Steve freakin' cracks me up. He just called me and said, "it would be in your best interest to get your ass up here now. Bumps are soft!" I then asked him about the kickers, and he says, "they're like world cup freestyle championship effin kickers..." :lol: Then goes on to say, "I don't know if I can do this..."  I'm still laughing out loud about it. Anyone that knows Steve would understand....


----------



## loafer89 (Mar 12, 2008)

See you all tonight


----------



## 2knees (Mar 12, 2008)

Greg said:


> Steve freakin' cracks me up. He just called me and said, "it would be in your best interest to get your ass up here now. Bumps are soft!" I then asked him about the kickers, and he says, "they're like world cup freestyle championship effin kickers..." :lol: Then goes on to say, "I don't know if I can do this..."  I'm still laughing out loud about it. Anyone that knows Steve would understand....




How the hell are they soft today but they were so hard yesterday? did it rain this morning?  whatever, its still great news.



I've NEVER wished for rain in my life but i seriously hope it rains a bit late saturday/early sunday.  It would be much more help then a couple inches of sloppy wet snow.


----------



## MR. evil (Mar 12, 2008)

2knees said:


> How the hell are they soft today but they were so hard yesterday? did it rain this morning?  whatever, its still great news.
> 
> 
> 
> I've NEVER wished for rain in my life but i seriously hope it rains a bit late saturday/early sunday.  It would be much more help then a couple inches of sloppy wet snow.



It was raining in Western Ma this morning when I woke up. Also rained for a bit this afternoon in Hartford.


----------



## 2knees (Mar 12, 2008)

MR. evil said:


> It was raining in Western Ma this morning when I woke up. Also rained for a bit this afternoon in Hartford.

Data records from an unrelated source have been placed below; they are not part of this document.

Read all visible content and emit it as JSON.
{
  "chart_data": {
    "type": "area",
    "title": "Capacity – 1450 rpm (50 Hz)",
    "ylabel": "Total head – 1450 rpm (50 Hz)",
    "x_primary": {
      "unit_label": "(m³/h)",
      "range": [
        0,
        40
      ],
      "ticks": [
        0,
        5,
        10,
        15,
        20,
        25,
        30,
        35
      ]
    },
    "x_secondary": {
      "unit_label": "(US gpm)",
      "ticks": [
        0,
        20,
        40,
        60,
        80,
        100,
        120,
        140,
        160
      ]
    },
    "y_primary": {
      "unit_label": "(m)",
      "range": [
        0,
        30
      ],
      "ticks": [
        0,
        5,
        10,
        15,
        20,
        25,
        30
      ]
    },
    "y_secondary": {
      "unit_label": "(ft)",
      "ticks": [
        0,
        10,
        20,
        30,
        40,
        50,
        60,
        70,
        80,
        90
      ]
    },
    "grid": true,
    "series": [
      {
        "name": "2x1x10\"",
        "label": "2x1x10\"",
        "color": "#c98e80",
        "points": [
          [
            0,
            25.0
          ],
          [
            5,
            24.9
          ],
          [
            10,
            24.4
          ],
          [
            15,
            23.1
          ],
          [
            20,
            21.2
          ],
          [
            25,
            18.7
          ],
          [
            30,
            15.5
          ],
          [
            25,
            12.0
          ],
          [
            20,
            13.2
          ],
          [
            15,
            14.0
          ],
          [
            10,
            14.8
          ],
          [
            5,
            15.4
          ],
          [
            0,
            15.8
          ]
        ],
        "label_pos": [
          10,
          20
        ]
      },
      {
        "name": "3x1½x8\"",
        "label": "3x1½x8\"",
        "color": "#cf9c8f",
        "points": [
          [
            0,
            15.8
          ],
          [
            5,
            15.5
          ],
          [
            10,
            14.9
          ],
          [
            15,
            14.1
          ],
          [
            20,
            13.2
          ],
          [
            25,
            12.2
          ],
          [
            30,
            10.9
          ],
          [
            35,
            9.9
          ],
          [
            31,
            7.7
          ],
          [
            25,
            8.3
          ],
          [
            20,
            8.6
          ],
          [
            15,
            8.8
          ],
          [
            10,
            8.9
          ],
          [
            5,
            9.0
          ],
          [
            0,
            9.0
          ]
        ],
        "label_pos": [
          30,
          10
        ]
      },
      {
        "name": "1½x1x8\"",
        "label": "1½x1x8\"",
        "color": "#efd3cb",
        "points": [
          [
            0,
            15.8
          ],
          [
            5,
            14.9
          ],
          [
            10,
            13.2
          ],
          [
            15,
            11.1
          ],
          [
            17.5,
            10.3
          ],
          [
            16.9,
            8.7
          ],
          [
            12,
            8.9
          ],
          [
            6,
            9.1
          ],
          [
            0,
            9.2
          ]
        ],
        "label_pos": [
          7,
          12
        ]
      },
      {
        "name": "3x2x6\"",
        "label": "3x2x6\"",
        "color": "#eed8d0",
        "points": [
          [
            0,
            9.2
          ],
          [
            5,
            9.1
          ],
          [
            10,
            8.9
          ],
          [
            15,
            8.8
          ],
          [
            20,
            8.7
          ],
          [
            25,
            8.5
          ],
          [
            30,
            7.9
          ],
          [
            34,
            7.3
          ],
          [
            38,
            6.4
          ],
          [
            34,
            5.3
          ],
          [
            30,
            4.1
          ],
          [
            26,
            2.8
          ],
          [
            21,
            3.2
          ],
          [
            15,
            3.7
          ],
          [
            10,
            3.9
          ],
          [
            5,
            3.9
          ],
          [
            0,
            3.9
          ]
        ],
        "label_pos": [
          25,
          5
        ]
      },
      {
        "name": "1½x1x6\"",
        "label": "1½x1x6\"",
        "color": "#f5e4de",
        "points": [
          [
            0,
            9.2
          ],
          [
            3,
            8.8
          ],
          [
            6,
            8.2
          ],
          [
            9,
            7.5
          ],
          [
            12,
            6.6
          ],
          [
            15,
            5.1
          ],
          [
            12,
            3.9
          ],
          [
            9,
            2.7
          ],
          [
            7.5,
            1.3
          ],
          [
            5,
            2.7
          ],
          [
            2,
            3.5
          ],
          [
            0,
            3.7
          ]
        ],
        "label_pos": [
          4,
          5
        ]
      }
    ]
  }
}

that would make sense then.  

pray for rain everybody!!!!

just not 3 inches of it


----------



## bvibert (Mar 12, 2008)

2knees said:


> that would make sense then.
> 
> pray for rain everybody!!!!
> 
> just not 3 inches of it



Looks like there's at least a small chance of rain everyday through Sunday...


----------



## bvibert (Mar 12, 2008)

Just got a call from Greg.  It went something like this: "Get your ass up here now, you _have_ to"  Apparently everything is soft and sweet and the kickers are in...  Wish I could be up there already, I hope it doesn't firm up too much before I'm able to make it... :roll:


----------



## 2knees (Mar 12, 2008)

bvibert said:


> Just got a call from Greg.  It went something like this: "Get your ass up here now, you _have_ to"  Apparently everything is soft and sweet and the kickers are in...  Wish I could be up there already, I hope it doesn't firm up too much before I'm able to make it... :roll:



i talked to him on my ride home.  I could hear Johnnypoach screaming in the background.  sounded like an 8 year old on the playground.  must be REAAAAL nice based on the whooping and hollering.


----------